I.V.G. is not the first reproductive technology to challenge the basic paradigm of baby-making. Back when in vitro fertilization was beginning, many people were horrified by the idea of creating babies outside the human body. And yet, I.V.F. and related procedures have become so commonplace that they now account for about 70,000, or almost 2 percent, of the babies born in the United States each year.

According to the latest estimate, there have been more than 6.5 million babies born worldwide through I.V.F. and related technologies.

Of course, even I.V.F. is not universally accepted. The Catholic Church remains firm in its opposition to in vitro fertilization, in part because it so often leads to the creation of extra embryos that are frozen or discarded.

I.V.G. requires layers of complicated bioengineering.
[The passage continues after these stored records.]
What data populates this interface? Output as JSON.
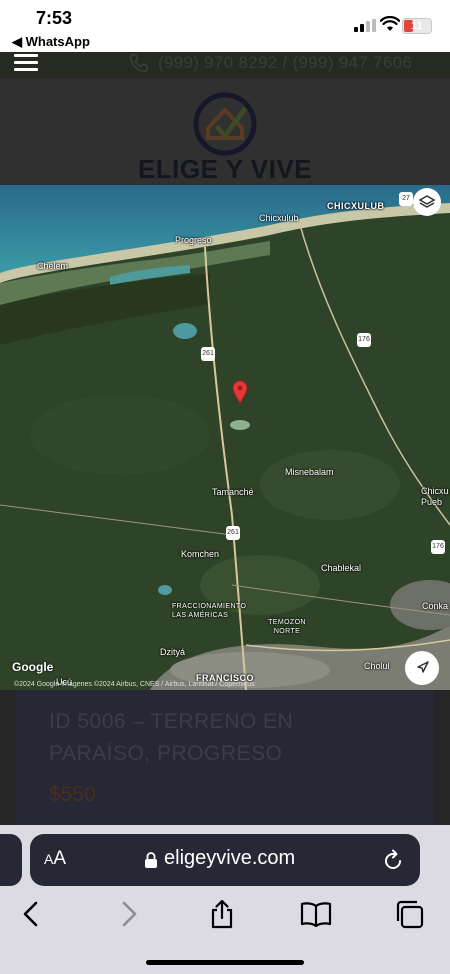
{
  "status_bar": {
    "time": "7:53",
    "back_label": "◀ WhatsApp",
    "battery": "11",
    "battery_color": "#e0443a"
  },
  "site_header": {
    "phone": "(999) 970 8292 / (999) 947 7606",
    "logo_text": "ELIGE Y VIVE",
    "icons": [
      "menu-icon",
      "phone-icon",
      "logo-mark"
    ]
  },
  "map": {
    "attribution": "Google",
    "copyright": "©2024 Google Imágenes ©2024 Airbus, CNES / Airbus, Landsat / Copernicus",
    "labels": [
      "Chicxulub",
      "CHICXULUB",
      "Progreso",
      "Chelem",
      "Misnebalam",
      "Tamanché",
      "Komchen",
      "Chablekal",
      "FRACCIONAMIENTO LAS AMÉRICAS",
      "TEMOZON NORTE",
      "Dzityá",
      "FRANCISCO",
      "Chicxu Pueb",
      "Conka",
      "Cholul",
      "Ucú"
    ],
    "road_shields": [
      "27",
      "261",
      "176",
      "261",
      "176"
    ],
    "pin_color": "#e53935"
  },
  "listing": {
    "title": "ID 5006 – TERRENO EN PARAÍSO, PROGRESO",
    "price": "$550"
  },
  "browser": {
    "aa_label": "AA",
    "url": "eligeyvive.com",
    "toolbar": [
      "back-icon",
      "forward-icon",
      "share-icon",
      "bookmarks-icon",
      "tabs-icon"
    ]
  }
}
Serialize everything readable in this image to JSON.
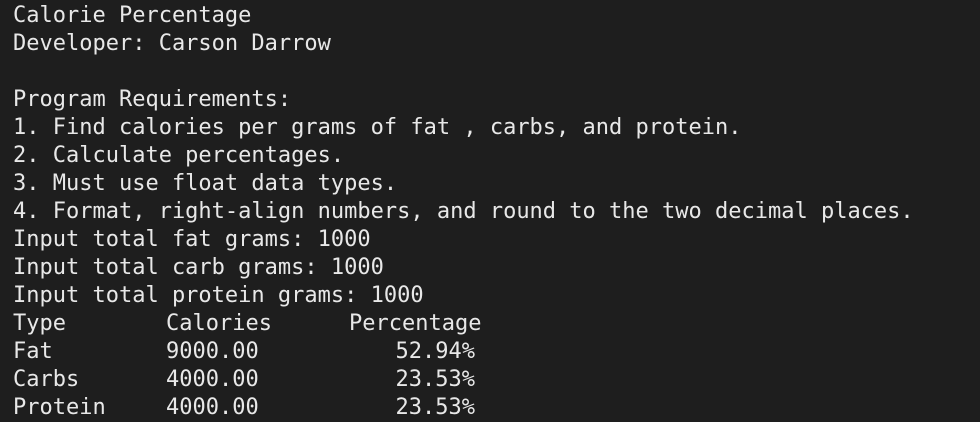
{
  "program": {
    "title": "Calorie Percentage",
    "developer": "Developer: Carson Darrow"
  },
  "requirements": {
    "heading": "Program Requirements:",
    "items": [
      "1. Find calories per grams of fat , carbs, and protein.",
      "2. Calculate percentages.",
      "3. Must use float data types.",
      "4. Format, right-align numbers, and round to the two decimal places."
    ]
  },
  "inputs": [
    "Input total fat grams: 1000",
    "Input total carb grams: 1000",
    "Input total protein grams: 1000"
  ],
  "table": {
    "headers": [
      "Type",
      "Calories",
      "Percentage"
    ],
    "rows": [
      {
        "type": "Fat",
        "calories": "9000.00",
        "percentage": "52.94%"
      },
      {
        "type": "Carbs",
        "calories": "4000.00",
        "percentage": "23.53%"
      },
      {
        "type": "Protein",
        "calories": "4000.00",
        "percentage": "23.53%"
      }
    ]
  },
  "colors": {
    "background": "#1e1e1e",
    "text": "#e8e8e8"
  }
}
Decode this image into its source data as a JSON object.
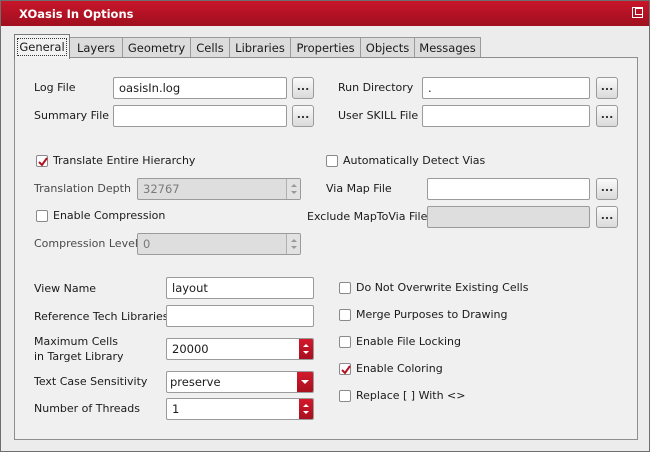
{
  "window": {
    "title": "XOasis In Options"
  },
  "tabs": [
    {
      "label": "General",
      "active": true
    },
    {
      "label": "Layers"
    },
    {
      "label": "Geometry"
    },
    {
      "label": "Cells"
    },
    {
      "label": "Libraries"
    },
    {
      "label": "Properties"
    },
    {
      "label": "Objects"
    },
    {
      "label": "Messages"
    }
  ],
  "general": {
    "log_file": {
      "label": "Log File",
      "value": "oasisIn.log"
    },
    "run_directory": {
      "label": "Run Directory",
      "value": "."
    },
    "summary_file": {
      "label": "Summary File",
      "value": ""
    },
    "user_skill_file": {
      "label": "User SKILL File",
      "value": ""
    },
    "browse_label": "...",
    "translate_entire_hierarchy": {
      "label": "Translate Entire Hierarchy",
      "checked": true
    },
    "auto_detect_vias": {
      "label": "Automatically Detect Vias",
      "checked": false
    },
    "translation_depth": {
      "label": "Translation Depth",
      "value": "32767"
    },
    "via_map_file": {
      "label": "Via Map File",
      "value": ""
    },
    "enable_compression": {
      "label": "Enable Compression",
      "checked": false
    },
    "exclude_maptovia_file": {
      "label": "Exclude MapToVia File",
      "value": ""
    },
    "compression_level": {
      "label": "Compression Level",
      "value": "0"
    },
    "view_name": {
      "label": "View Name",
      "value": "layout"
    },
    "reference_tech_libraries": {
      "label": "Reference Tech Libraries",
      "value": ""
    },
    "maximum_cells": {
      "label_line1": "Maximum Cells",
      "label_line2": "in Target Library",
      "value": "20000"
    },
    "text_case_sensitivity": {
      "label": "Text Case Sensitivity",
      "value": "preserve"
    },
    "number_of_threads": {
      "label": "Number of Threads",
      "value": "1"
    },
    "do_not_overwrite": {
      "label": "Do Not Overwrite Existing Cells",
      "checked": false
    },
    "merge_purposes": {
      "label": "Merge Purposes to Drawing",
      "checked": false
    },
    "enable_file_locking": {
      "label": "Enable File Locking",
      "checked": false
    },
    "enable_coloring": {
      "label": "Enable Coloring",
      "checked": true
    },
    "replace_brackets": {
      "label": "Replace [ ] With <>",
      "checked": false
    }
  },
  "colors": {
    "accent": "#b5121f",
    "title_text": "#ffffff"
  }
}
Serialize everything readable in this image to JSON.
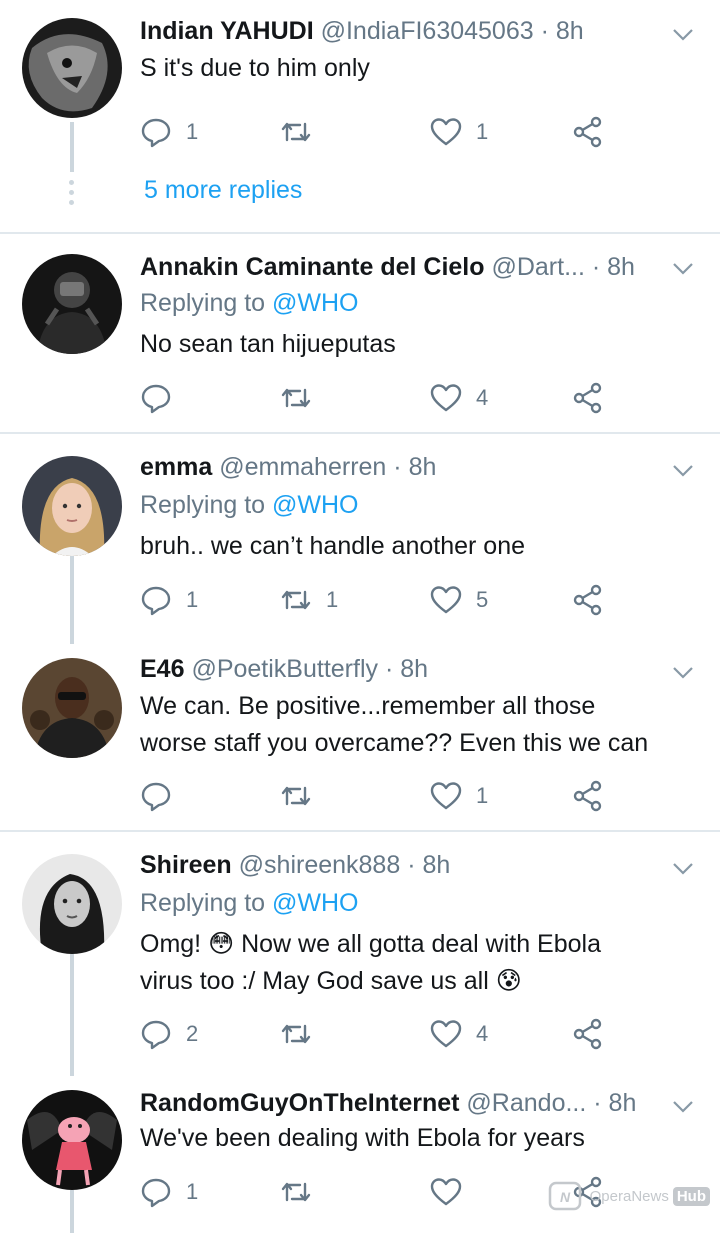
{
  "colors": {
    "link": "#1da1f2",
    "secondary_text": "#657786",
    "divider": "#e1e8ed",
    "thread_line": "#ccd6dd"
  },
  "tweets": [
    {
      "name": "Indian YAHUDI",
      "handle": "@IndiaFI63045063",
      "time": "8h",
      "replying_to": null,
      "text": "S it's due to him only",
      "reply_count": "1",
      "retweet_count": "",
      "like_count": "1",
      "more_replies": "5 more replies"
    },
    {
      "name": "Annakin Caminante del Cielo",
      "handle": "@Dart...",
      "time": "8h",
      "replying_to_prefix": "Replying to",
      "replying_to": "@WHO",
      "text": "No sean tan hijueputas",
      "reply_count": "",
      "retweet_count": "",
      "like_count": "4"
    },
    {
      "name": "emma",
      "handle": "@emmaherren",
      "time": "8h",
      "replying_to_prefix": "Replying to",
      "replying_to": "@WHO",
      "text": "bruh.. we can’t handle another one",
      "reply_count": "1",
      "retweet_count": "1",
      "like_count": "5"
    },
    {
      "name": "E46",
      "handle": "@PoetikButterfly",
      "time": "8h",
      "replying_to": null,
      "text_line1": "We can. Be positive...remember all those",
      "text_line2": "worse staff you overcame?? Even this we can",
      "reply_count": "",
      "retweet_count": "",
      "like_count": "1"
    },
    {
      "name": "Shireen",
      "handle": "@shireenk888",
      "time": "8h",
      "replying_to_prefix": "Replying to",
      "replying_to": "@WHO",
      "text_line1": "Omg! 😳 Now we all gotta deal with Ebola",
      "text_line2": "virus too :/ May God save us all 😰",
      "reply_count": "2",
      "retweet_count": "",
      "like_count": "4"
    },
    {
      "name": "RandomGuyOnTheInternet",
      "handle": "@Rando...",
      "time": "8h",
      "replying_to": null,
      "text": "We've been dealing with Ebola for years",
      "reply_count": "1",
      "retweet_count": "",
      "like_count": ""
    }
  ],
  "separator": "·",
  "watermark": {
    "text": "OperaNews",
    "badge": "Hub"
  }
}
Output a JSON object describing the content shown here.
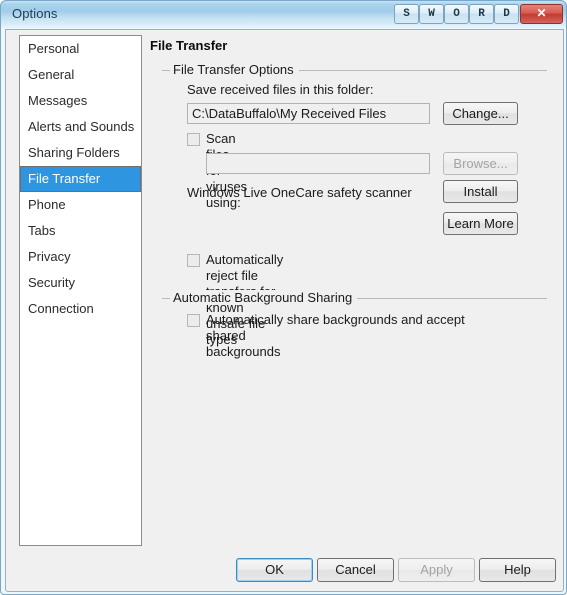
{
  "window": {
    "title": "Options",
    "titlebar_buttons": [
      {
        "label": "S",
        "name": "titlebar-button-s"
      },
      {
        "label": "W",
        "name": "titlebar-button-w"
      },
      {
        "label": "O",
        "name": "titlebar-button-o"
      },
      {
        "label": "R",
        "name": "titlebar-button-r"
      },
      {
        "label": "D",
        "name": "titlebar-button-d"
      }
    ],
    "close_label": "✕",
    "accent_color": "#2e95e0",
    "close_color": "#bf3c33"
  },
  "sidebar": {
    "items": [
      {
        "label": "Personal",
        "selected": false
      },
      {
        "label": "General",
        "selected": false
      },
      {
        "label": "Messages",
        "selected": false
      },
      {
        "label": "Alerts and Sounds",
        "selected": false
      },
      {
        "label": "Sharing Folders",
        "selected": false
      },
      {
        "label": "File Transfer",
        "selected": true
      },
      {
        "label": "Phone",
        "selected": false
      },
      {
        "label": "Tabs",
        "selected": false
      },
      {
        "label": "Privacy",
        "selected": false
      },
      {
        "label": "Security",
        "selected": false
      },
      {
        "label": "Connection",
        "selected": false
      }
    ]
  },
  "main": {
    "page_title": "File Transfer",
    "group_file_transfer": {
      "legend": "File Transfer Options",
      "save_folder_label": "Save received files in this folder:",
      "save_folder_value": "C:\\DataBuffalo\\My Received Files",
      "change_button": "Change...",
      "scan_checkbox_label": "Scan files for viruses using:",
      "scan_checkbox_checked": false,
      "scanner_value": "",
      "scanner_placeholder": "",
      "browse_button": "Browse...",
      "browse_disabled": true,
      "onecare_label": "Windows Live OneCare safety scanner",
      "install_button": "Install",
      "learn_more_button": "Learn More",
      "reject_checkbox_label": "Automatically reject file transfers for known unsafe file types",
      "reject_checkbox_checked": false
    },
    "group_background_sharing": {
      "legend": "Automatic Background Sharing",
      "share_checkbox_label": "Automatically share backgrounds and accept shared\nbackgrounds",
      "share_checkbox_checked": false
    }
  },
  "footer": {
    "ok_button": "OK",
    "cancel_button": "Cancel",
    "apply_button": "Apply",
    "apply_disabled": true,
    "help_button": "Help"
  }
}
Scientists must first take adult skin cells — other cells would work as well or better, but skin cells are the easiest to get — and reprogram them to become embryonic stem cells capable of growing into different kinds of cells.

Then, the same kind of signaling factors that occur in nature are used to guide those stem cells to become eggs or sperm. (Cells taken from women could be made to produce sperm, the researchers say, but the sperm, lacking a Y chromosome, would produce only female babies.)

Last year, researchers in Japan, led by Katsuhiko Hayashi, used I.V.G. to make viable eggs from the skin cells of adult female mice, and produced embryos that were implanted into female mice, who then gave birth to healthy babies.

The process strikes some people as inherently repugnant.

“There is a yuck factor here,” said Arthur Caplan, a bioethicist at New York University. “It strikes many people as intuitively yucky to have three parents, or to make a baby without starting from an egg and sperm. But then again, it used to be that people thought blood transfusions were yucky, or putting pig valves in human hearts.”

Whatever the social norms, there are questions about the wisdom of tinkering with basic biological processes. And there is general agreement that reproductive technology is progressing faster than consideration of the legal and ethical questions it raises.

“We have come to realize that scientific developments are outpacing our ability to think them through,” Dr. Adashi said. “It’s a challenge for which we are not fully prepared. It would be good to be having the conversation before we are actually confronting the challenges.”

Some bioethicists take the position that while research on early stages of human life can deepen the understanding of our genetic code, tinkering with biological mechanisms that have evolved over thousands of years is inherently wrongheaded.

“Basic research is paramount, but it’s not clear that we need new methods for creating viable embryos,” said David Lemberg, a bioethicist at National University in California. “Attempting to apply what we’ve learned to create a human zygote is dangerous, because we have no idea what we’re doing, we have no idea what the outcomes are going to be.”